The lighthouse at Mayo's Beach was decommissioned two years after Sarah's death and it finally ended up in Point Montara, California, where it remains today.  The modest Victorian house where the Atwood family lived, sans lighthouse, is still there at the same spot in Wellfleet--where it's now valued at 2.6 million dollars!  I mean they added a garage and indoor bathrooms, but still....  

It's sobering to think that few of the rustic native Cape Codders in PAT's books could actually afford to own a home there today.  Well, Asey probably could, as the series develops he's revealed as sort of a universal genius (same thing happened with Sherlock Holmes); but I have doubts about poor Syl and Jennie!
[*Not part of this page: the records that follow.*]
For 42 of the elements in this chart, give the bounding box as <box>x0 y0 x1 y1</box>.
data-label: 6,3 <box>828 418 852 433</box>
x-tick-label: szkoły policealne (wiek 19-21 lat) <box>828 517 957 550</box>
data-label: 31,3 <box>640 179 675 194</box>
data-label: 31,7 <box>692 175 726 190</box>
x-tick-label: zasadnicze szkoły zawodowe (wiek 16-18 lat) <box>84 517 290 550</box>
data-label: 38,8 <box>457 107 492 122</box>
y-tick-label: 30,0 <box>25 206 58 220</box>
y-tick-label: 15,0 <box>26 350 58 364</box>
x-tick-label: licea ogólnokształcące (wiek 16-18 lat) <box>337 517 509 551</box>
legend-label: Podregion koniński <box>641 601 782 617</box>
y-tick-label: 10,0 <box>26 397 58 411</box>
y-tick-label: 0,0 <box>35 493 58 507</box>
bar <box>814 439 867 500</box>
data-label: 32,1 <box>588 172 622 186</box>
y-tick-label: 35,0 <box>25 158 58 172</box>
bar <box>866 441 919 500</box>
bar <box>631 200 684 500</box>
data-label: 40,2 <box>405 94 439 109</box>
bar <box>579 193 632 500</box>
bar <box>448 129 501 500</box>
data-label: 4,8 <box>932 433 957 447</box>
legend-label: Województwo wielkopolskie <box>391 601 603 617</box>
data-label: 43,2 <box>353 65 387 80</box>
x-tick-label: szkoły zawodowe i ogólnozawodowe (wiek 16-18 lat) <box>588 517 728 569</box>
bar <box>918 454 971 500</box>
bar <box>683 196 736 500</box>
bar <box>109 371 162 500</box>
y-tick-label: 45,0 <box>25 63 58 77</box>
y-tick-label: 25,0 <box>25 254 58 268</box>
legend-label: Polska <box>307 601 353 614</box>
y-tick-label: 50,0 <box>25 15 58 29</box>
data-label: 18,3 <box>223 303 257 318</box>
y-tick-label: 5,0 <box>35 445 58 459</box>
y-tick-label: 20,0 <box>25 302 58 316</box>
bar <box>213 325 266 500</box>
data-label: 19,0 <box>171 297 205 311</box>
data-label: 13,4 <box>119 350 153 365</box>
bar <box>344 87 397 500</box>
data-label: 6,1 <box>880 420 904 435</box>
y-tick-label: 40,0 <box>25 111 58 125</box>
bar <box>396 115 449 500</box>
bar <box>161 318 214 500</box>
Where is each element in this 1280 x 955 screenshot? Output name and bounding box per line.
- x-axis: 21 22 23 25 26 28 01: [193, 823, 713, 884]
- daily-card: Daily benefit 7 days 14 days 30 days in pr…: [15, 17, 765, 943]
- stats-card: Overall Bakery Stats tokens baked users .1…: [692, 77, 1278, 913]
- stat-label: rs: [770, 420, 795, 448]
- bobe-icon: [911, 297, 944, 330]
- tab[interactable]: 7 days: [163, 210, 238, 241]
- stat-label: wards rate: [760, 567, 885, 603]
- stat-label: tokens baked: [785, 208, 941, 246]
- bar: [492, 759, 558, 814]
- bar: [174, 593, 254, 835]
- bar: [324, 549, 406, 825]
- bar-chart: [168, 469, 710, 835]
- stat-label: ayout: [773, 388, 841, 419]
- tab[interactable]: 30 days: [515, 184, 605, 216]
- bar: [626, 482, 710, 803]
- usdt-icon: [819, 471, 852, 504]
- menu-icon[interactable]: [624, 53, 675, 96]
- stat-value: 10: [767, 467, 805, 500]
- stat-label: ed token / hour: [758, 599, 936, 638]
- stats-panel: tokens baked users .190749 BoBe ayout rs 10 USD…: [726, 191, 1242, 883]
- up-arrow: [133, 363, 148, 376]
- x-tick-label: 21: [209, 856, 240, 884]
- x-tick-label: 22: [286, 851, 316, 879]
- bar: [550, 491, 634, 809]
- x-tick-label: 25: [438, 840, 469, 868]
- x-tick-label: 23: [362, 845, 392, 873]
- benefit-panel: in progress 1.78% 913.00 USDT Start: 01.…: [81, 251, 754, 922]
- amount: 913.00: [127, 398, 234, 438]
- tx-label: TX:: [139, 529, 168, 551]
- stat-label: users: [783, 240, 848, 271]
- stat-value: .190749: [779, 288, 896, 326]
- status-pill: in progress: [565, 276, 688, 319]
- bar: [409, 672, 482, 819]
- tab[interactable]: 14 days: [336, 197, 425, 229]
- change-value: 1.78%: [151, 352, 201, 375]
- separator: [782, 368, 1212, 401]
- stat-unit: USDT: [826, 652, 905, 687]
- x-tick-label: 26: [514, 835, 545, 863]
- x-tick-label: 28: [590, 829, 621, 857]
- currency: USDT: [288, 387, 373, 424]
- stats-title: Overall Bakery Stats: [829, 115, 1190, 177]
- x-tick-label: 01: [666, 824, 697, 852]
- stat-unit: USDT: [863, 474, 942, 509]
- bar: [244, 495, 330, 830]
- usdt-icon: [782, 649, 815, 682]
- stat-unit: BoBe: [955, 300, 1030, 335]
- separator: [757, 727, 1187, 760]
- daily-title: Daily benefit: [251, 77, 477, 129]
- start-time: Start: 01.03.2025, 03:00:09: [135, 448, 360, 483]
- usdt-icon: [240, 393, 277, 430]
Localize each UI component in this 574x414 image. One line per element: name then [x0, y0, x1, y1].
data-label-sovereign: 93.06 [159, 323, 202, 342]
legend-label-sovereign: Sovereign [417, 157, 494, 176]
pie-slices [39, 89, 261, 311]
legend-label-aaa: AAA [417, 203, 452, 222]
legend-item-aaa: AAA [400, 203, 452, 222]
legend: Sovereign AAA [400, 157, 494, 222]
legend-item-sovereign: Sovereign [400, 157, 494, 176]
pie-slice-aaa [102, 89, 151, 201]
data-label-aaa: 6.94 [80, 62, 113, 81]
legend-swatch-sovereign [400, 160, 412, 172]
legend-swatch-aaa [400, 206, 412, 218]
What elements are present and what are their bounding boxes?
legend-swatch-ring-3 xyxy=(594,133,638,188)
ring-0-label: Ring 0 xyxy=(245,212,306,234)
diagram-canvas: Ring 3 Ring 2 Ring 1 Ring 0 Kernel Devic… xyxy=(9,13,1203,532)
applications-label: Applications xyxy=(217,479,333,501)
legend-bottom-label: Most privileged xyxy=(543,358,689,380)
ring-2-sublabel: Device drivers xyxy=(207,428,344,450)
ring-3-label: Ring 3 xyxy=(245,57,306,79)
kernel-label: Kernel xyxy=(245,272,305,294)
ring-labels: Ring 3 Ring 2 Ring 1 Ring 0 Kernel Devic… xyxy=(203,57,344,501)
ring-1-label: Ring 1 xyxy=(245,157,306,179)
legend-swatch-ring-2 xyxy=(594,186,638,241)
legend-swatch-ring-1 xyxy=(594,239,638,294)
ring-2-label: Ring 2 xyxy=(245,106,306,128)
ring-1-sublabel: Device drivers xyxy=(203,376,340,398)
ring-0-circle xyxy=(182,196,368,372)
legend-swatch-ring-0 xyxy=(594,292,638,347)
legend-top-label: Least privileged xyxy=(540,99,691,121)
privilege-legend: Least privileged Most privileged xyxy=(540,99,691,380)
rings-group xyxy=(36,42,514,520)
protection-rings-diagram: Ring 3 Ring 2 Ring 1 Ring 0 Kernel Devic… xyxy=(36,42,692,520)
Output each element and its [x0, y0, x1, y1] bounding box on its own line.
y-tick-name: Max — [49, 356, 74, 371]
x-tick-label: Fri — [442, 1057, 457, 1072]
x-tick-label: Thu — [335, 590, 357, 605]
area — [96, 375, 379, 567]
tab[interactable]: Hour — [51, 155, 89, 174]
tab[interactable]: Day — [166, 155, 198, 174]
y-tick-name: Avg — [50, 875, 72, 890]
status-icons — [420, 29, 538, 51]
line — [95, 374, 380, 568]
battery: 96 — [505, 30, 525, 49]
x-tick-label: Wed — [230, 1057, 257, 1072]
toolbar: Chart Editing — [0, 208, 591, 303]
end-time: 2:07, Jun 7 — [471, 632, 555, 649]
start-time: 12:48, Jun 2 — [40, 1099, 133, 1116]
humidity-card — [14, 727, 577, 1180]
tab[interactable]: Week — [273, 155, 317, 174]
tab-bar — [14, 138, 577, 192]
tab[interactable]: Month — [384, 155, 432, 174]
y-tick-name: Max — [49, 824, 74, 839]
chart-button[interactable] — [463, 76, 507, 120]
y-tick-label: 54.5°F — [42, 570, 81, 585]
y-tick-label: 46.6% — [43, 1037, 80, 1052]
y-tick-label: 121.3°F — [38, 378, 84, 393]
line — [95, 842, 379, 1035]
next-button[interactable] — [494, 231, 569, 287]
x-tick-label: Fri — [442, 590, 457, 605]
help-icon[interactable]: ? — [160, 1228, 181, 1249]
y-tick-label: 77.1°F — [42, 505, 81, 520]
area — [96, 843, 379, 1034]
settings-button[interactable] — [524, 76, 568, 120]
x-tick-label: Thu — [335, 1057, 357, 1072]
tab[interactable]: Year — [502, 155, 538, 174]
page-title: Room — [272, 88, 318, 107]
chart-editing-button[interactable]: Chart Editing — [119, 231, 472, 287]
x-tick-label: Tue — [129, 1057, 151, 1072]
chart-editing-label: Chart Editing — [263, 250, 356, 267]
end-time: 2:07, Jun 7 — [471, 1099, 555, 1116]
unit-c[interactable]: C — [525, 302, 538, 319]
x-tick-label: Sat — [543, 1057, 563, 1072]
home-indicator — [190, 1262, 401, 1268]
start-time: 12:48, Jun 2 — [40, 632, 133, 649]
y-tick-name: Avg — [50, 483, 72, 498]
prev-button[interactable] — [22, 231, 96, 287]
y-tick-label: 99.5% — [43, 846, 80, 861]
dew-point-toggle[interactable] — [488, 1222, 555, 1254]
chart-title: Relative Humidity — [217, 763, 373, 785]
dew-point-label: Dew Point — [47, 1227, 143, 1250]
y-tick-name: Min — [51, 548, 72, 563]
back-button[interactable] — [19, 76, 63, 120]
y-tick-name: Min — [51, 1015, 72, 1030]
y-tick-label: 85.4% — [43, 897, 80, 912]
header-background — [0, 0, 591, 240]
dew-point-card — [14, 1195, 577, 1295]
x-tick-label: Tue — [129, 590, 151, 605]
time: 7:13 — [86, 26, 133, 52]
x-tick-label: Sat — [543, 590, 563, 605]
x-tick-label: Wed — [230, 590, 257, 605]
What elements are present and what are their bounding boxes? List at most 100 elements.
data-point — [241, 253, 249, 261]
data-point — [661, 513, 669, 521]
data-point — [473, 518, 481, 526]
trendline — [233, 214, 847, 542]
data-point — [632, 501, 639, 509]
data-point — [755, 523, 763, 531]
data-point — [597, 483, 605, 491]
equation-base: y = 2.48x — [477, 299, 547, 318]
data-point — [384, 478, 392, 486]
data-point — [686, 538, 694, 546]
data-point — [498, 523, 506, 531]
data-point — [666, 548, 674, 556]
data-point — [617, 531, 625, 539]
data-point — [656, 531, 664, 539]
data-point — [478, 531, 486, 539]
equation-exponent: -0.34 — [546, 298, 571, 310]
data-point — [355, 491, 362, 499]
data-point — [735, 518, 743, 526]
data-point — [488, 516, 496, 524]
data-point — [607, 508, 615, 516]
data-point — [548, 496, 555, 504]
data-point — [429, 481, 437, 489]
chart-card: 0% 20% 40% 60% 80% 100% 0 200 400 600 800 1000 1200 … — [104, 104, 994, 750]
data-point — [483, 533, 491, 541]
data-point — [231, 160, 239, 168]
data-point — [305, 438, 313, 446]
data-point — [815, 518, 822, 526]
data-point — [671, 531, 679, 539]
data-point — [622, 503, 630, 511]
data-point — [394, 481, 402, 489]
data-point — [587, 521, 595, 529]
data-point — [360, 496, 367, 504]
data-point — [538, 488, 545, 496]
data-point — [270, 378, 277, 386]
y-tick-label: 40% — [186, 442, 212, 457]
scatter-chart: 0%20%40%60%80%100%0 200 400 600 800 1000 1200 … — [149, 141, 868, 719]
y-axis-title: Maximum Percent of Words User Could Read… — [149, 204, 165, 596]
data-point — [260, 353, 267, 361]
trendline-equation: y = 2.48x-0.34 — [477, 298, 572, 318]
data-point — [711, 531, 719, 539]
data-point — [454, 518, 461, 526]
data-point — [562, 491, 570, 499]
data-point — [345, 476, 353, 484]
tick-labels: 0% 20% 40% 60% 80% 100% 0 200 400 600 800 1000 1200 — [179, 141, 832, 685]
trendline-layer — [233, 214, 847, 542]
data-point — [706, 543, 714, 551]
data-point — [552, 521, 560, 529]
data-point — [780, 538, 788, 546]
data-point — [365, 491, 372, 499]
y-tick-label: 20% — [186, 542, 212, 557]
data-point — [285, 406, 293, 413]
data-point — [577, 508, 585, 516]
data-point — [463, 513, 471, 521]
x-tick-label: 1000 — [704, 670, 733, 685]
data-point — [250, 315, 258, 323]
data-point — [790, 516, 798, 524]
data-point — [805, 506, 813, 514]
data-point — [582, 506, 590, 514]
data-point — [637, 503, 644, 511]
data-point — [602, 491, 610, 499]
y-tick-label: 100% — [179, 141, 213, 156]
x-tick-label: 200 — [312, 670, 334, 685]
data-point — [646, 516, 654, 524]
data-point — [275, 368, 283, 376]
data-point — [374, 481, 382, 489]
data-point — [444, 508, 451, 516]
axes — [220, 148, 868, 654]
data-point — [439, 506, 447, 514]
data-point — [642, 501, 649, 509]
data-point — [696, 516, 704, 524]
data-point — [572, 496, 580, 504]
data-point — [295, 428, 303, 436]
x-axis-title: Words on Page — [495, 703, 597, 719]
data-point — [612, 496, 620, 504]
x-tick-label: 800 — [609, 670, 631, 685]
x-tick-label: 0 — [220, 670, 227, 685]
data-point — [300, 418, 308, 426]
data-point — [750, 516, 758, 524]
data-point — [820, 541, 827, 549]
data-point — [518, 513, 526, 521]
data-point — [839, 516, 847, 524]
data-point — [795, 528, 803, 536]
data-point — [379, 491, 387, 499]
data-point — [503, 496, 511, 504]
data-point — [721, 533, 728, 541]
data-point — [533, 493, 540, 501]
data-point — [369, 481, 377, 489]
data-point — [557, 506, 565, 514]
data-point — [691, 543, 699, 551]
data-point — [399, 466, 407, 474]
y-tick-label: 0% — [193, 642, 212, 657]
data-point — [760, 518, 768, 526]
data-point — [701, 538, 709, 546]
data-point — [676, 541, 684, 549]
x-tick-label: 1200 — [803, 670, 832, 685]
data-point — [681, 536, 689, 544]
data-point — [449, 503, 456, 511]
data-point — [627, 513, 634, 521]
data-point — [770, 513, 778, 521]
the Mayo's Beach lighthouse today, at Point Montara, California

2 comments:

  1. Hello Curt! I came to your site to read about your take on the Ellery Queen novel, The Player on the Other Side. Sometime in the past year or two, I read a book of mystery writer profiles, which included ones on Rex Stout and Ellery Queen and gave the wonderful bit of info that Theodore Sturgeon had written Player! I met Sturgeon back in the 70s and had some rambling conversations with him over an SF con weekend, well-lubricated wit' the creature! I can't remember the title to that book of profiles, who the writer/editor was or anything. If you or one of your readers could give me a smattering of a clue, I'd appreciate it a lot. I have a lot of reading to do on this blog!